なんか以前にもどこかで、嗅いだことがあったような。
確か、そう、1年くらい前に——。
「あっ!」
「どうかしましたか?」
思わず声を上げると、『執事』が私の顔をのぞき込んできた。
「これ!このスープ!
あんたが一番最初に作ったやつじゃない!」
「ええ、そうですよ。
『また作って』と言われましたから」
何でもないことのようにそう言って、彼は微笑む。
……そうだ。思い出した。
『執事』がうちにやって来た、最初の日。
原稿を書き上げた私に、一番最初に彼が出した料理が、このオニオンスープだった。
確かあの日も、このぐらいの時間に食事をしたのだ。
あのとき、私は何と言った?
確か、そう……
『これ、また作ってよ。おいしいから。
あーでも、夕飯にするのはちょっと微妙かも。
夜食にちょうどいいくらいかな?
それに、ずっと食べてると飽きるか。
だから、そう、1年後くらい。
1年たって、またこのぐらいの時間に夜食を作ることがあったら、また作ってよ』
そう、私は言ったのだ。
どうやら、彼は覚えていたらしい。
言った本人である私は、すっかり忘れていたのに——。
なぜだろう。
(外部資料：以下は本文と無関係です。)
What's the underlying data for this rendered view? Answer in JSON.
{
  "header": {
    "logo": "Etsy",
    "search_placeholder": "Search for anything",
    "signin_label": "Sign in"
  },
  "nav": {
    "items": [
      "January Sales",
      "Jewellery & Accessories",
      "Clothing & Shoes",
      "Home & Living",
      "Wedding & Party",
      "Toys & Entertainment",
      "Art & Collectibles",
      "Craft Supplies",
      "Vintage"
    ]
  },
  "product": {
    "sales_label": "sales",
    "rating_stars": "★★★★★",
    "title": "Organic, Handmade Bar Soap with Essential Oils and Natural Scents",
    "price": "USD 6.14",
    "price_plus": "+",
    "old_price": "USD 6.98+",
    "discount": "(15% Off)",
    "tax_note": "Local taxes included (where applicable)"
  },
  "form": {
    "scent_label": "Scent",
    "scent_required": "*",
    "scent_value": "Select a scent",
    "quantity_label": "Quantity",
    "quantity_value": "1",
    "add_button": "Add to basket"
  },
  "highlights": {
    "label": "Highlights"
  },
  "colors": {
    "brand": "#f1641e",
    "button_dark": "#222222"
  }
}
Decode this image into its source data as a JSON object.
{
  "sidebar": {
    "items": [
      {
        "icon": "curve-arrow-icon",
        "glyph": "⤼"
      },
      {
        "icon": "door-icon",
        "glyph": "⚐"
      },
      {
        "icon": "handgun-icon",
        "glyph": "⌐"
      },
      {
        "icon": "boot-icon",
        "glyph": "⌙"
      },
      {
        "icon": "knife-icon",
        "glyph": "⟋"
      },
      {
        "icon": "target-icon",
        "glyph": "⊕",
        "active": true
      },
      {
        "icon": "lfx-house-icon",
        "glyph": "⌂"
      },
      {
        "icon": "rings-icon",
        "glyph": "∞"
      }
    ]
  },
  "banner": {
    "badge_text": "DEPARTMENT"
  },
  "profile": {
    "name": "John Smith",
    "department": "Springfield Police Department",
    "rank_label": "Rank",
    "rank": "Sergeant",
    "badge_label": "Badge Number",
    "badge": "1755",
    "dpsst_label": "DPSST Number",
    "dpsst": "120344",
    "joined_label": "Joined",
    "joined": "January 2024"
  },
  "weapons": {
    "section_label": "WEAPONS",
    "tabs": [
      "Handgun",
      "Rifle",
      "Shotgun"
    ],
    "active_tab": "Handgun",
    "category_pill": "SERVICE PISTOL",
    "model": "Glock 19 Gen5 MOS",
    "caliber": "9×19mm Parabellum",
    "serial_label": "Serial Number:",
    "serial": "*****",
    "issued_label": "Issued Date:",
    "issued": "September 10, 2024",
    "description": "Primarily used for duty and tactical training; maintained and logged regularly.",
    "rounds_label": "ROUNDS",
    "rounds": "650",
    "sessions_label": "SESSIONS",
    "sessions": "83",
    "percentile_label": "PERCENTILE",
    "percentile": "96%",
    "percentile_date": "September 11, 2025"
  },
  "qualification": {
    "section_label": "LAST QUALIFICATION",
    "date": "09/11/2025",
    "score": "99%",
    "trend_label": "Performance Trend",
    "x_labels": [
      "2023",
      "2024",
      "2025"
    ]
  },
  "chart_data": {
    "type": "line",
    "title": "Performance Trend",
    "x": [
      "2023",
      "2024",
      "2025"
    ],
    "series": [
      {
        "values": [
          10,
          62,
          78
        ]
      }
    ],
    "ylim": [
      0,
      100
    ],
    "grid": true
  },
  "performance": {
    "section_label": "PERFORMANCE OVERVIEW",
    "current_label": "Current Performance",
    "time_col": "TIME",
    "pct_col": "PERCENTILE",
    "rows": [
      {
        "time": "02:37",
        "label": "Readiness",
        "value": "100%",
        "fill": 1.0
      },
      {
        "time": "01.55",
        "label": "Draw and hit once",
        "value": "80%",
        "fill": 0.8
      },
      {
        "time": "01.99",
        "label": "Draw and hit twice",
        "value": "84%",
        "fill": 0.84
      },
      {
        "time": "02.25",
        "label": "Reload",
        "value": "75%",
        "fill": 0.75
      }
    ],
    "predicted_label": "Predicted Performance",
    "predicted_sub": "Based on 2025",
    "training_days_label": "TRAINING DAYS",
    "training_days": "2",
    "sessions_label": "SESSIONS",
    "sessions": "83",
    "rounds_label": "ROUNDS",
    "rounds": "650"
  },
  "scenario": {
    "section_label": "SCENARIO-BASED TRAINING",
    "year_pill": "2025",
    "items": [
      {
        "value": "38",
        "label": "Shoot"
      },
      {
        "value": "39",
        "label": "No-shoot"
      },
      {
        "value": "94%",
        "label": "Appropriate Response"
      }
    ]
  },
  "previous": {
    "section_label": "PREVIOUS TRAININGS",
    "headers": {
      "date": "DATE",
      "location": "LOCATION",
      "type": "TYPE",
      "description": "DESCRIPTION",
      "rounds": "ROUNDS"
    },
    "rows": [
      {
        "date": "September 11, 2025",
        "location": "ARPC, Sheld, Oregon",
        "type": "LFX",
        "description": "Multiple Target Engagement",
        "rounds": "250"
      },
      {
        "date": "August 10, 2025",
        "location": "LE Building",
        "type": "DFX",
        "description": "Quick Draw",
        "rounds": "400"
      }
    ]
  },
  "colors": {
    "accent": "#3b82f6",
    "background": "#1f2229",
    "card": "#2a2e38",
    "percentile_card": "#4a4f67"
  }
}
なんだかちょっと、食べるのがもったいないような気がしてきた。
いや、もちろん全部食べるけども。
そんな私の気持ちを知ってか知らずか。
スープを作った張本人は、相変わらず私の顔を見ながら、静かに微笑んでいた。
……くそう。
*〜*〜*
うちには1体のアンドロイドがいる。
やせ型の、男性型。
身長は180センチほど。
友人に言わせれば『サッカー選手にいそう』な感じらしい。
名前はない。
……というか、私がつけていない。
呼ぶ必要があるときは、『ねえ』とか『ちょっと』とか言えばすぐにやってくる。
だから、名前なんて必要ない。
一応、心の中では『執事』と呼んでいる。
彼はアンドロイド、人間じゃない。
だけど、まあ。その、なんだ。
ただのロボットよりは、ちょっとだけ、気が利いている。
だから、その、なんというか。
名前ぐらい付けてやるのも、悪くないかもしれない——。
ふと降りてきたので書いてみました。楽しんでいただけたなら幸いです。